Israeli aircraft on Thursday (11 October 1973) completely destroyed a major power station and put an oil refinery out of action for years to come in the central Syrian town of Homs.
Israeli aircraft on Thursday (11 October 1973) completely destroyed a major power station and put an oil refinery out of action for years to come in the central Syrian town of Homs. But the Israeli raids on Homs and the capital Damascus were not without loss; fierce resistance by Syrian MiG fighters and Soviet-made surface-to-air missiles (SAM) was encountered by the attackers. A western reporter saw two Israeli jets he believed to be Phantoms explode in mid-air over Damascus. The pilot of one was seen to bail out. The Syrians claim to have shot down about half of the entire Israeli air force.
Reporters were shown the wreckage of three Phantoms near the oil refinery. But the damage they had wrought was severe. Experts said 80 percent of the GBP20 million sterling ($50 million U.S.) complex had been destroyed and would not be in operation or several years. This was expected to deprive Syrian tanks in the region of vital fuel supplies.
The power station that was hit produces one-fifth of Syria's electricity. Its director said 30 of the 450 workers at the GBP 12.5 million sterling (U.S. GBP 31.5 million) works died in the attack and about 100 were injured. Estimates of dead at the refinery were not available. The raids on these two targets had begun on Tuesday and continued for three days.
Meanwhile, the Israelis claimed their troops had retaken the entire Golan Heights and were advancing on Damascus, aided by total air superiority.
SYNOPSIS: Israeli warplanes raiding the Syrian capital Damascus on Thursday met fierce opposition both from missiles and from MIG fighters.
Four times the Israeli Phantoms appeared over the centre of Damascus and the dogfights were watched intently by large crowds in the streets. At least two jets blew up in the air when Soviet-made SAM rockets homed in on them. Rocket and vapour trails spread across the evening sky as the fight draws to a halt at nightfall. There were no reports of serious damage in the city.
Where the Israeli air force did inflict heavy damage on Thursday was in the central Syrian town of Home. They virtually destroyed this oil refinery and knocked out a major power station.
Experts said that eighty percent of the refinery, valued at twenty-million pounds sterling, could be written off. It would be years before it could resume operations. The plan was built by Czechoslovak technicians in 1956 and was modernised only last year.
Its annual production was estimated at one million tons. By knocking out the refinery, the Israelis apparently expected to deprive the Syrian tank corps of its fuel supplies.

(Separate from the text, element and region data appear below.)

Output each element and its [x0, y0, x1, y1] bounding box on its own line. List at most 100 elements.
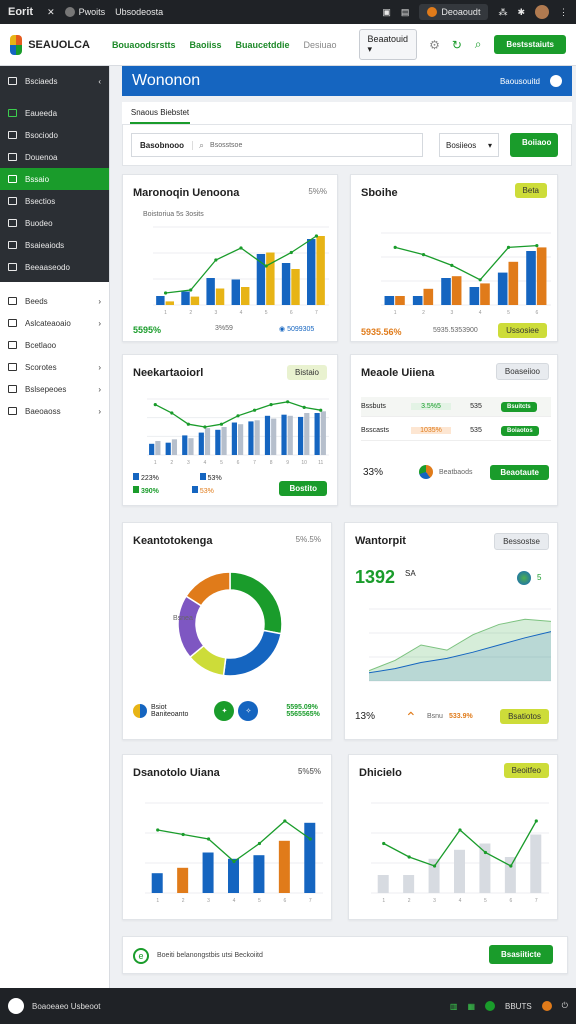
search-icon[interactable]: ⌕	[474, 37, 483, 52]
pie-slice	[222, 629, 282, 677]
card-badge[interactable]: Bistaio	[286, 365, 327, 380]
table-row[interactable]: Bsscasts 1035% 535 Boiaotos	[361, 421, 551, 441]
trend-point	[219, 422, 224, 426]
more-icon[interactable]: ⋮	[559, 7, 568, 18]
chart-icon	[8, 153, 17, 161]
os-chip[interactable]: Deoaoudt	[419, 4, 489, 20]
nav-item-2[interactable]: Baoiiss	[189, 40, 221, 50]
card-title: Sboihe	[361, 187, 398, 199]
sidebar-item-3[interactable]: Douenoa	[0, 146, 109, 168]
bar	[316, 236, 325, 305]
card-badge[interactable]: Boaseiioo	[495, 363, 549, 380]
bar	[480, 283, 490, 305]
sidebar-item-7[interactable]: Bsaieaiods	[0, 234, 109, 256]
bar	[182, 435, 188, 455]
app-name: Eorit	[8, 6, 34, 18]
donut-legend: Bsiot Baniteoanto ✦ ✧ 5595.09% 5565565%	[133, 701, 320, 721]
card-badge[interactable]: Bessostse	[494, 533, 549, 550]
calendar-icon	[8, 197, 17, 205]
network-icon[interactable]: ▥	[450, 1002, 458, 1011]
box-icon	[8, 407, 17, 415]
bar	[155, 441, 161, 455]
nav-item-3[interactable]: Buaucetddie	[235, 40, 289, 50]
gear-icon[interactable]: ⚙	[429, 38, 440, 52]
bar	[206, 278, 215, 305]
folder-icon	[8, 109, 17, 117]
trend-point	[181, 832, 185, 837]
profile-icon[interactable]	[64, 7, 75, 17]
sidebar-item-6[interactable]: Buodeo	[0, 212, 109, 234]
tick-label: 2	[422, 310, 425, 315]
sidebar-item-4[interactable]: Bssaio	[0, 168, 109, 190]
nav-item-4[interactable]: Desiuao	[303, 40, 336, 50]
filter-button[interactable]: Boiiaoo	[510, 133, 558, 157]
app-header: SEAUOLCA Bouaoodsrstts Baoiiss Buaucetdd…	[0, 24, 576, 66]
card-button[interactable]: Bostito	[279, 481, 327, 496]
close-icon[interactable]: ✕	[47, 7, 55, 18]
bar	[508, 261, 519, 305]
settings-icon[interactable]: ✱	[517, 7, 525, 18]
sidebar-bottom-6[interactable]: Baeoaoss ›	[0, 400, 109, 422]
bar	[202, 852, 214, 893]
trend-point	[534, 819, 538, 823]
sidebar-bottom-5[interactable]: Bslsepeoes ›	[0, 378, 109, 400]
trend-point	[450, 263, 454, 267]
card-badge[interactable]: Beta	[514, 183, 547, 198]
bar	[221, 427, 227, 455]
bar	[304, 413, 310, 455]
search-field[interactable]: Basobnooo ⌕ Bsosstsoe	[131, 133, 423, 157]
user-avatar[interactable]	[535, 5, 549, 19]
apps-icon[interactable]: ⁂	[498, 7, 507, 18]
sidebar-item-2[interactable]: Bsociodo	[0, 124, 109, 146]
grid-icon	[8, 319, 17, 327]
tab-overview[interactable]: Snaous Biebstet	[130, 108, 190, 124]
trend-point	[302, 405, 306, 409]
card-foot-button[interactable]: Ussosiee	[498, 323, 547, 338]
power-icon[interactable]: ⏻	[562, 1001, 568, 1011]
banner-link[interactable]: Baousouitd	[500, 77, 540, 86]
card-bars-a: Dsanotolo Uiana 5%5% 1 2 3 4 5 6 7	[122, 754, 332, 920]
chart-legend: Boistoriua 5s 3osits	[143, 211, 204, 218]
bar-chart-3: 1 2 3 4 5 6 7 8 9 10 11	[147, 398, 329, 465]
notice-button[interactable]: Bsasiiticte	[488, 945, 553, 964]
notification-icon[interactable]	[541, 1001, 552, 1011]
refresh-icon[interactable]: ↻	[452, 38, 462, 52]
os-tab-1[interactable]: Pwoits	[79, 7, 106, 17]
big-number: 1392	[355, 567, 396, 587]
bar	[384, 296, 395, 305]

The power station that was destroyed produced one-fifth of Syria's electricity. The twelve-and-a-half million pound complex absorbed fifteen direct hits in one day, during the course of three days of attacks. The Syrians said the raiders did not get away without a fight, and showed reporters the wreckage of three downed Phantoms. Most of the staff at the station took heed of the sirens' warnings and sought shelter during the attacks. But the director of the power plant said thirty of his four-hundred-and-fifty workers had been killed.
About a hundred were wounded and rushed to hospital in the centre of Home.
The ambulance chase was not swift enough for this man: he was deed on arrival at the hospital. He had been critically burned during the attacks on the refinery.
The Syrians have not yet released any comprehensive casualty figures. But it is clear that many civilians were caught in the Israeli attacks on Home.
The body of the man burned to death in the refinery did not stay long in the hospital. It was there just long enough for cause of death to be determined, and the papers signed. Then it was put in a coffin, hoisted on the roof of a bus outside and shipped off home.